J’avais toujours connu ce camion en plastique vert. Il me paraissait gigantesque avec son gros volant et son klaxon décoré comme un berlingot bleu et blanc. Avant d’emménager à La Haye, nous le rangions dans le local à vélos de notre HLM de Suresnes. Il avait fière allure à côté des vélos roses à pompons et des trottinettes décorées d’images Panini déchirées. Lorsque je le conduisais, j’étais le roi de mon HLM.
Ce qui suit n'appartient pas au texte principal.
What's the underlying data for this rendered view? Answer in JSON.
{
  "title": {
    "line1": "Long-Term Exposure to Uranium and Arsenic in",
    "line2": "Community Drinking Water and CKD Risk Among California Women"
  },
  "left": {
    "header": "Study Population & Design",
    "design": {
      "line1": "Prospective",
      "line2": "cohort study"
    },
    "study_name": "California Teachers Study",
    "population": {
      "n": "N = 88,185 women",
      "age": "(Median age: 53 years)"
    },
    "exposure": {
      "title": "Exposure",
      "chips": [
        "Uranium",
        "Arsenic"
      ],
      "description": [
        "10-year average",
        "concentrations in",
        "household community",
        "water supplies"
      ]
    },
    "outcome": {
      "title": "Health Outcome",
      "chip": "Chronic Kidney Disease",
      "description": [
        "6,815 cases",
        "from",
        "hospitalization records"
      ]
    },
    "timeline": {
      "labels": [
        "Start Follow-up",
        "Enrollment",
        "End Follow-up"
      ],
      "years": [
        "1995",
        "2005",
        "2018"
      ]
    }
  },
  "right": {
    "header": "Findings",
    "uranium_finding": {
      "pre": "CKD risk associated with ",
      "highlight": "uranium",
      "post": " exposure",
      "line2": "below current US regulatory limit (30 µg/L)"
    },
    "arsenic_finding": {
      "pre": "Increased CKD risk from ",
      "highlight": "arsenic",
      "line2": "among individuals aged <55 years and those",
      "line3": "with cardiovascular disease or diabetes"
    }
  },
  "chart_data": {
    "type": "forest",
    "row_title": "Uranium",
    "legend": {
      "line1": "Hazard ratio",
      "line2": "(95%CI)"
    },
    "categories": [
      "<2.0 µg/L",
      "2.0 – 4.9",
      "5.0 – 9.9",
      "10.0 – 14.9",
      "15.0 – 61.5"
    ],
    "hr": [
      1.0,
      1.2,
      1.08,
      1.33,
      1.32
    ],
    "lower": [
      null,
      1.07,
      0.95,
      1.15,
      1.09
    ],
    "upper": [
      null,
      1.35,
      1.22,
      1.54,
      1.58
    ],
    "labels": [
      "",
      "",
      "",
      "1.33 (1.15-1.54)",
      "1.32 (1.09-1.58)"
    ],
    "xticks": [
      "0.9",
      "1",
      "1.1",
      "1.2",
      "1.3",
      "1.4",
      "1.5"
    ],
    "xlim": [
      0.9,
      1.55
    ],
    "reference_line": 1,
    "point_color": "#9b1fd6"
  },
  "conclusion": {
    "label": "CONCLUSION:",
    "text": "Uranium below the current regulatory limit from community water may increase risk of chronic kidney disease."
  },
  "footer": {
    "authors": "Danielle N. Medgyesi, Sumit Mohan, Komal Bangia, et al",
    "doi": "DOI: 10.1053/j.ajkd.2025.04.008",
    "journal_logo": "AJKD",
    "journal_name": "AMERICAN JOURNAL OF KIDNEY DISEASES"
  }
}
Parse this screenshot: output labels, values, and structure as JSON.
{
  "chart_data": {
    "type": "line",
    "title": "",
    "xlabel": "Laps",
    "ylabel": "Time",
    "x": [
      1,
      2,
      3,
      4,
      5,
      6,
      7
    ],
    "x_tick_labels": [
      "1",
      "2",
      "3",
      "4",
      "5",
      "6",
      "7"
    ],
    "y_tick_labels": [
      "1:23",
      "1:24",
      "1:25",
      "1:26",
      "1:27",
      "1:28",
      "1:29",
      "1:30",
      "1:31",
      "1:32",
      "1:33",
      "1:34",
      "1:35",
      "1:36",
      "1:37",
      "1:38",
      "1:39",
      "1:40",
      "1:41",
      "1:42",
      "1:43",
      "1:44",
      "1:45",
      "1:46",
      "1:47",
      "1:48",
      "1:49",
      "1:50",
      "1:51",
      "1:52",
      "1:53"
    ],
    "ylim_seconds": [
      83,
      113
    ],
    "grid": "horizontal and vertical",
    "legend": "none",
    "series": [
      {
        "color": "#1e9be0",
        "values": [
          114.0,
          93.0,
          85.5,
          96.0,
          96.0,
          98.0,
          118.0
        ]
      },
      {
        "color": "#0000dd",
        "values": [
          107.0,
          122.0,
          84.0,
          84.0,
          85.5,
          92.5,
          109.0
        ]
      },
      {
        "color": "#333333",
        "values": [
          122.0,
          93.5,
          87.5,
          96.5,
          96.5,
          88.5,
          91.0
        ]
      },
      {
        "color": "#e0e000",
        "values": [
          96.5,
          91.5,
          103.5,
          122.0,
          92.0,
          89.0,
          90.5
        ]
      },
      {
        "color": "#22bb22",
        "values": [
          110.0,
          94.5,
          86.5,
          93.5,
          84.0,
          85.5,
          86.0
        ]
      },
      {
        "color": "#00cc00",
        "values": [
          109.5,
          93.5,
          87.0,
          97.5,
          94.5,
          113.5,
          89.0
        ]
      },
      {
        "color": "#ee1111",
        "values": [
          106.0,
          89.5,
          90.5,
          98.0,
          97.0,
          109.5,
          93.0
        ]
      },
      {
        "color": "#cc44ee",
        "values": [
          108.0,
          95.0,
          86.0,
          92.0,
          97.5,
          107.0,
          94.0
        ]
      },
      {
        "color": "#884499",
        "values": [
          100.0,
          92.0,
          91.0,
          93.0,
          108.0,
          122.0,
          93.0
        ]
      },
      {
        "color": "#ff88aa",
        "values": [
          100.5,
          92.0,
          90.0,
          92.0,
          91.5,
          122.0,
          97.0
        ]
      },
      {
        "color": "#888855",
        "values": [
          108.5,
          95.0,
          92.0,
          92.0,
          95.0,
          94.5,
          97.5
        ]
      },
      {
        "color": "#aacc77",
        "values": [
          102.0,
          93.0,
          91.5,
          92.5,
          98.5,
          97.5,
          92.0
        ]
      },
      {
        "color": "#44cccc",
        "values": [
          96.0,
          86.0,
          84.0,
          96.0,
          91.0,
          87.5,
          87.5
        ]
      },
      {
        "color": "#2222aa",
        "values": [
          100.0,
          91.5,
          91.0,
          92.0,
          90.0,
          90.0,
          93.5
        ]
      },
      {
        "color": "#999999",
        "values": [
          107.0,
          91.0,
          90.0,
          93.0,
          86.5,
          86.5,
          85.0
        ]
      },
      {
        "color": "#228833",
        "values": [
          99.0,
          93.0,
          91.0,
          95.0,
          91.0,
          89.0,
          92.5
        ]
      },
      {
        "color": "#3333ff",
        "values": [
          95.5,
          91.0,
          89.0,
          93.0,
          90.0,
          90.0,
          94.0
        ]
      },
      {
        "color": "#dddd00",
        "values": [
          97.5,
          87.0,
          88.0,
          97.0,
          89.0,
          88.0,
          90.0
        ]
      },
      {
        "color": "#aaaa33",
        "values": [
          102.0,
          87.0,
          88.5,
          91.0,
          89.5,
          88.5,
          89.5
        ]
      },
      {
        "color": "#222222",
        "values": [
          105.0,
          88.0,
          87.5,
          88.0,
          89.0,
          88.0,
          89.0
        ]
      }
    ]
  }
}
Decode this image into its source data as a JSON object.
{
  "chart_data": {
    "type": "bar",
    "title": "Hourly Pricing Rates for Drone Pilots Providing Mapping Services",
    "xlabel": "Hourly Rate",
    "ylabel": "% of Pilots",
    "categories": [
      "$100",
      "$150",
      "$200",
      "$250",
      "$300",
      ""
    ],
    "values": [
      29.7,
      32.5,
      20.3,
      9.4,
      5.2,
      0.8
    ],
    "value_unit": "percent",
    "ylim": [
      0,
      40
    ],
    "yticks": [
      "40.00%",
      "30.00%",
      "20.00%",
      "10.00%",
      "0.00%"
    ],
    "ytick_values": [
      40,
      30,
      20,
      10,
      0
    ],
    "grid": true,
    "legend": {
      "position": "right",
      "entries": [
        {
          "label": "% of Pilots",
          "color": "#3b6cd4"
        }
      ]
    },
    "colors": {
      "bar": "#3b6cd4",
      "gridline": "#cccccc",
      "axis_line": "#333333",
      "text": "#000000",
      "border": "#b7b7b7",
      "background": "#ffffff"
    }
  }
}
Cela me parut assez extraordinaire que nous l’amenions en Hollande avec nous. Il était si grand ! Mais il fallait croire qu’il n’était pas aussi grand que cela pour les grands, s’ils acceptaient de le transporter aussi loin.
Néanmoins, après mon apprentissage de la bicyclette quelques mois auparavant, le beau camion vert paraissait désormais désuet face aux joies du deux roues. Je ne devais plus freiner avec les pieds, mais avec un système élaboré de rétropédalage – habitude dont j’aurai du mal à me dépêtre en rentrant en France et en découvrant le freinage manuel.
Face à mon vélo et au franchissement de l’étape importante dans la vie qu’il représentait, je devais me débarrasser de mon camion en plastique et de la petite enfance qu’il incarnait.
Je devais donc vendre mon camion à la braderie.

Quelle idée me prit !
Mes parents m’aidèrent bien à transporter les bermudas, les polos, les jouets et le fameux camion jusqu’à un angle de rue. Cela afin de choisir le meilleur bout de trottoir encore disponible, d’étaler la marchandise avec goût sur un plaid et de prendre une photo souvenir sur laquelle j’arbore un sourire triomphant. En d’autres mots : de collaborer au merchandising de mon affaire.
Néanmoins, ils n’attendirent pas le client avec moi. Repartant à des occupations bien plus frivoles que celui de l’honnête travailleur, ils déambulèrent dans les rues de la braderie afin d’y dépenser leurs sous.
Pendant que moi j’attendais le client.

Je découvris alors des gens méfiants, suspicieux, scrutant avec dégoût la moindre parcelle de tissus de mes bermudas. Touchant pendant de longues minutes la fibre de mes polos, l’analysant dédaigneusement par dessus les verres de leurs lunettes, mais sans jamais finir par l’acheter. Au bout d’une heure qui me parut interminable, une petite fille finit par acheter un de mes jeux ennuyeux. Pour un florin, soit 3 francs.
J’avais donc travaillé une heure pour 3 francs.
Il était temps de rentrer chez moi.

Oui, mais la route était longue jusqu’à la maison. Et lorsqu’on a 7 ans, parcourir trois rues avec des vêtements, des jouets et un camion en plastique aux bras est un véritable chemin de croix. Le front perlé de sueur, qu’est-ce que j’ai pu m’en vouloir d’avoir pris ce camion avec moi ! J’aurais pourtant du m’apercevoir qu’il était invendable et qu’il n’avait de valeur qu’à mes yeux. Si la fable de Perrette et du pot au lait existe, c’est pour de bonnes raisons. Nous nous retrouvons tous un jour ou l’autre à fantasmer sur les acquisitions que nous ferions en partant d’une modeste vente. Un camion en plastique vert en l’occurrence. Adieu Ghostbusters, Lucioles et Popples !

Arrivé au numéro 7 d’Ypersestraat, je déposais les affaires sur le sol de l’entrée. Et, portant dans mon regard toute la tristesse de ce monde, je déclarai à ma mère : « Vraiment Maman, qu’est-ce que c’est dur la vie ! ».